Lior Glass, le père de Yam Glass, soldate de surveillance, a raconté à Ynet : »J’ai ressenti une grosse boule à l’estomac. Ma fille a été brûlée vive ici. Aujourd’hui, nous avons constaté de notre propres yeux ce qui nous avait été dit. C’est bouleversant et malheureux ».
Mais Eshel a fait aussi part de sa colère.
« Ce que nous avons compris, c’est que la salle des communications était fermée. Si elle avait été ouverte, nos chères filles auraient pu y rentrer et elle s’y seraient enfermées ; peut-être seraient-elles encore en vie, aujourd’hui », a-t-il indiqué.
« Il n’y avait pas de protocoles sur la base [dans un scénario de tentative d’infiltration] ; il n’y avait pas de mesure de sécurité ou d’outils anti-incendie, même pas de système d’extincteur. Quelles chances avaient-t-elles donc de survivre ? Nos soldates de surveillance ont été abandonnées », a-t-il estimé.
Une enquête militaire sur l’origine de la mort des soldates de surveillance a révélé qu’un grand nombre d’entre elles ont été tuées par un gaz toxique qui a entraîné une perte de conscience et des suffocations seulement quelques minutes après qu’il a commencé à se dégager, a signalé la Douzième chaîne, la semaine dernière.
Les premières conclusions de l’enquête auraient indiqué qu’une substance inflammable mais toxique dont le nom n’avait pas été précisé avait apparemment été jetée à l’entrée du bâtiment qui accueillait le centre de commandement des soldates de surveillance où 22 personnes se cachaient, tentant de trouver malgré tout une voie de sortie.
Arrivées à la sortie de secours, les soldats avaient néanmoins réalisé que la porte était en feu et qu’il n’y avait aucun moyen de l’ouvrir, voire de seulement s’en rapprocher. Ceux qui étaient encore capables de tenter de sortir s’étaient finalement rendus aux toilettes, où une petite fenêtre, en haut du mur, ouvrait vers l’extérieur.
L’un des soldats était parvenu à casser la fenêtre. Il avait réussi à quitter le bâtiment avec cinq autre officiers et une soldate de surveillance.
S’exprimant devant les caméras de la Douzième chaîne, Eshel a affirmé qu’un plus grand nombre de vies auraient pu être sauvées s’il y avait eu une échelle de secours dans les toilettes.
Les soldates de surveillance appartiennent au Corps des renseignements de combat et elles travaillent le long des frontières du pays, ainsi que dans toute la Cisjordanie.

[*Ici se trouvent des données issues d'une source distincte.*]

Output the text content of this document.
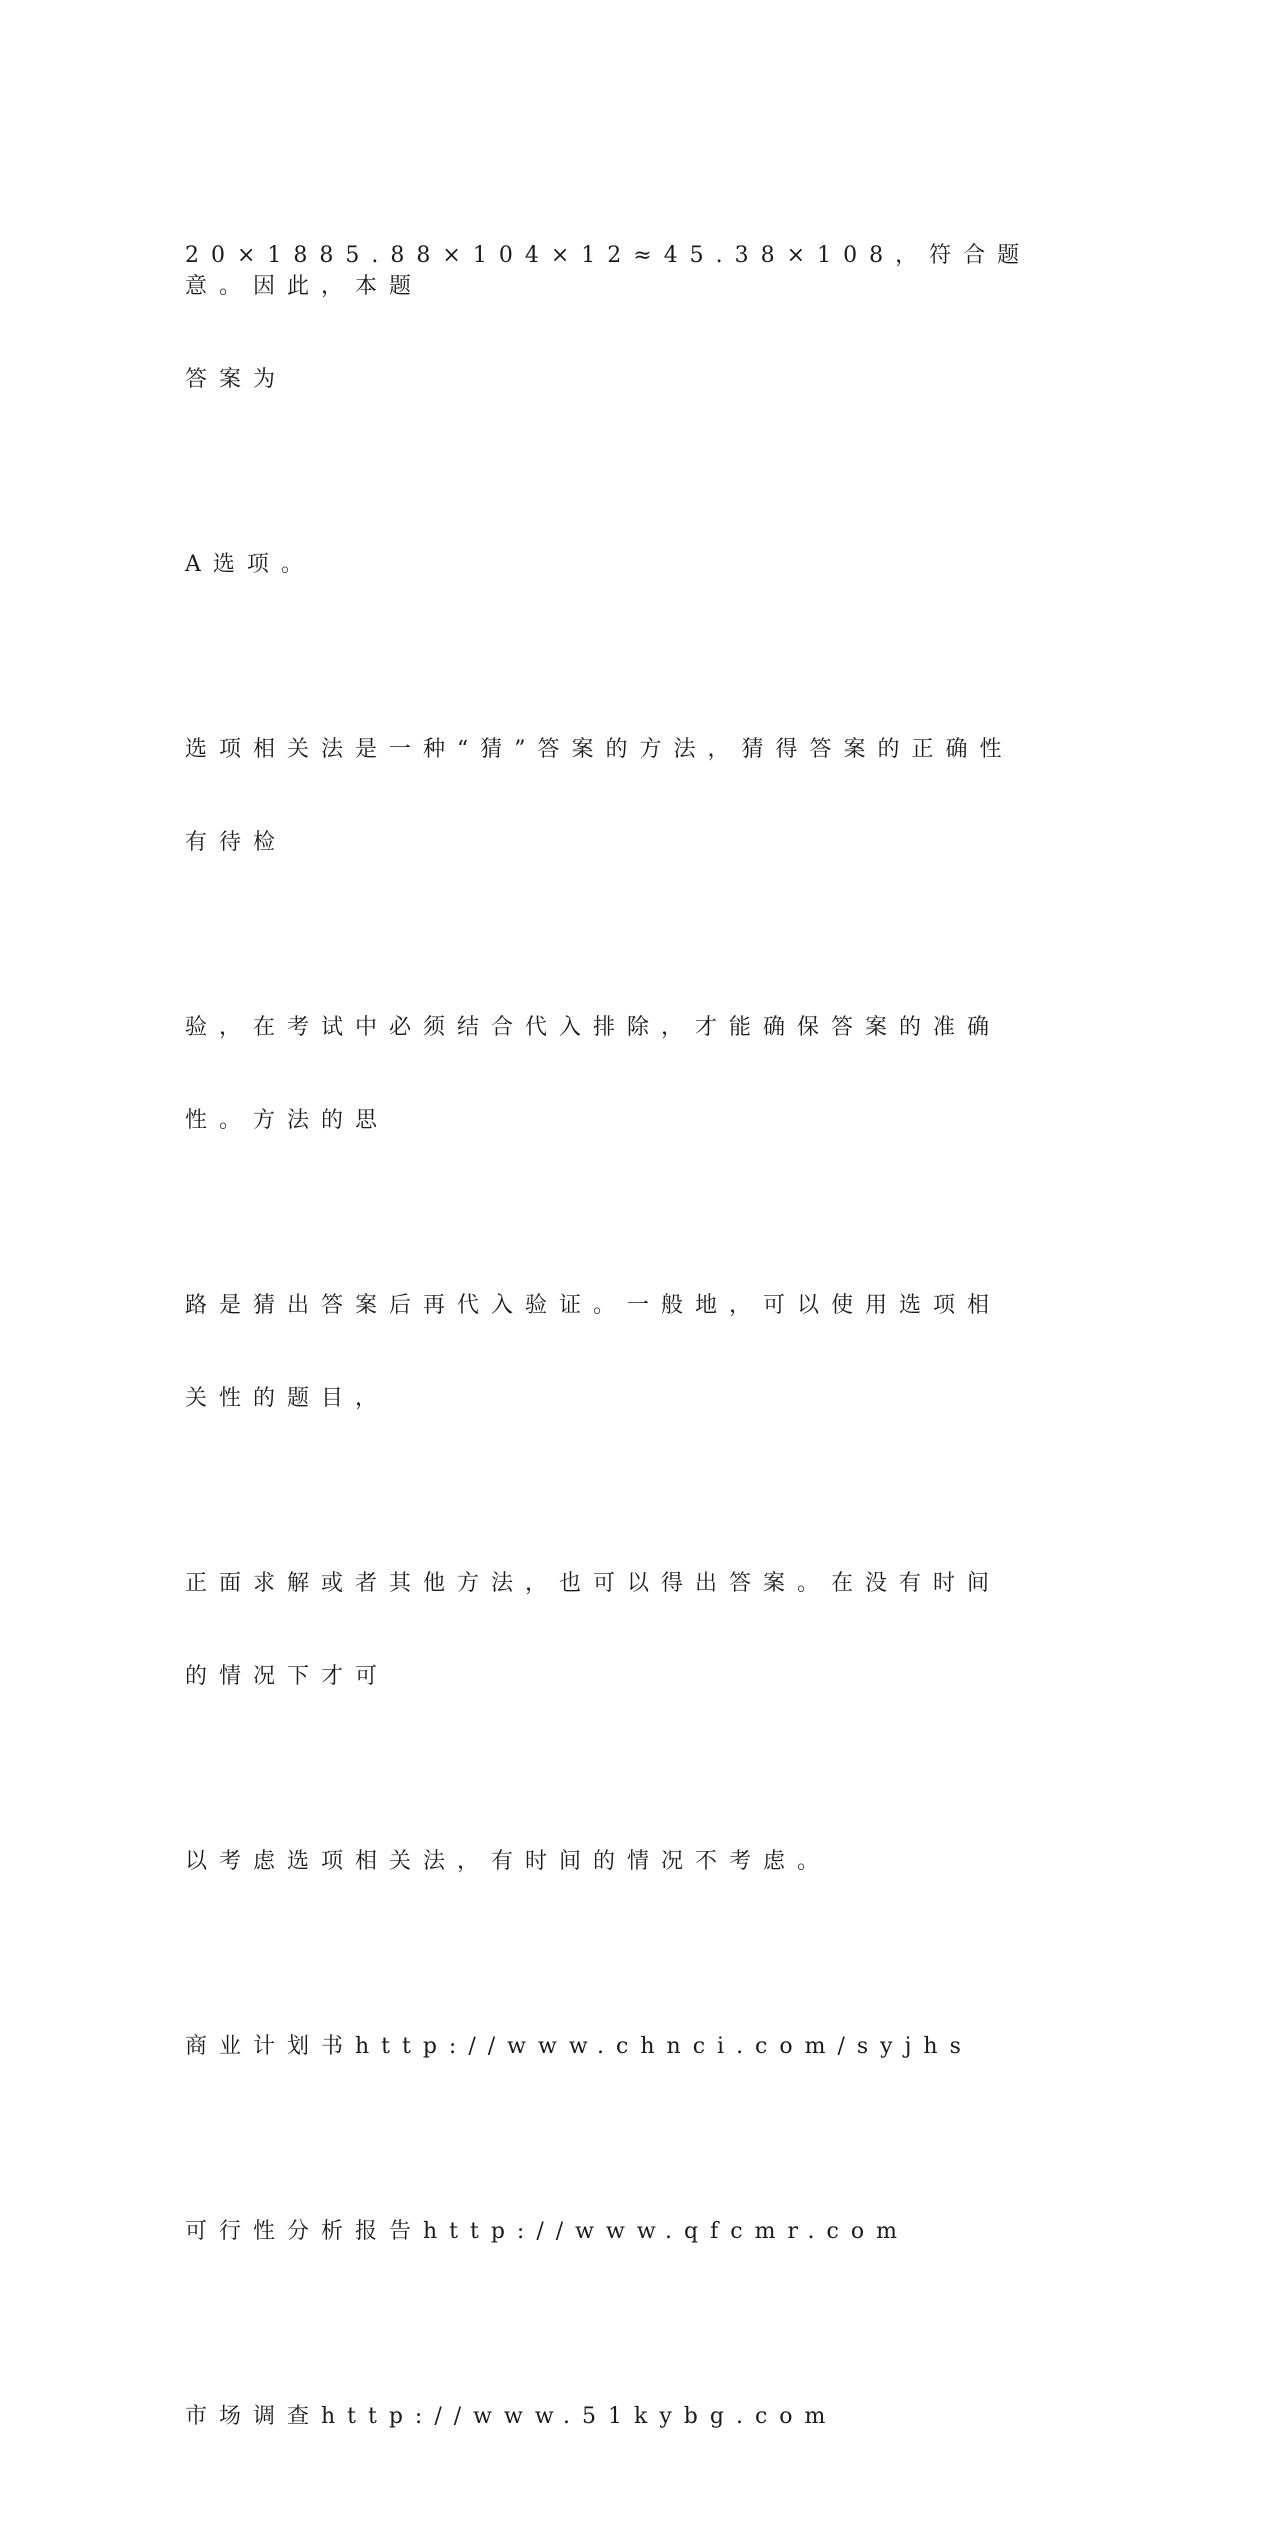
20×1885.88×104×12≈45.38×108，符合题意。因此，本题

答案为

A选项。

选项相关法是一种“猜”答案的方法，猜得答案的正确性

有待检

验，在考试中必须结合代入排除，才能确保答案的准确

性。方法的思

路是猜出答案后再代入验证。一般地，可以使用选项相

关性的题目，

正面求解或者其他方法，也可以得出答案。在没有时间

的情况下才可

以考虑选项相关法，有时间的情况不考虑。

商业计划书http://www.chnci.com/syjhs

可行性分析报告http://www.qfcmr.com

市场调查http://www.51kybg.com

Considérées par un grand nombre comme « les yeux de l’armée », elles fournissent des informations en temps réel aux soldats sur le terrain, 24 heures sur 24 et sept jours sur sept.
Au moins trois mois avant l’attaque meurtrière, les soldates stationnées à Nahal Oz avaient fait savoir qu’elles observaient des événements inhabituels à la frontière de Gaza, déjà agitée, selon des survivants de l’assaut qui se sont exprimés auprès des médias au mois d’octobre.
Parmi les activités rapportées par les soldates, des informations sur des sessions d’entraînement des hommes du Hamas qui étaient organisées plusieurs fois par jour – où les terroristes creusaient des trous et plaçaient des explosifs le long de la frontière. Selon les témoignages qui ont été rapportés, aucune action n’a été prise par leurs supérieurs suite à ces signalements, qui ont été considérés comme sans importance par les responsables des renseignements.
Les soldates ont déclaré, le mois dernier, au site Haaretz qu’elles pensaient que le sexisme avait tenu un rôle dans cette absence de prise au sérieux de leurs avertissements.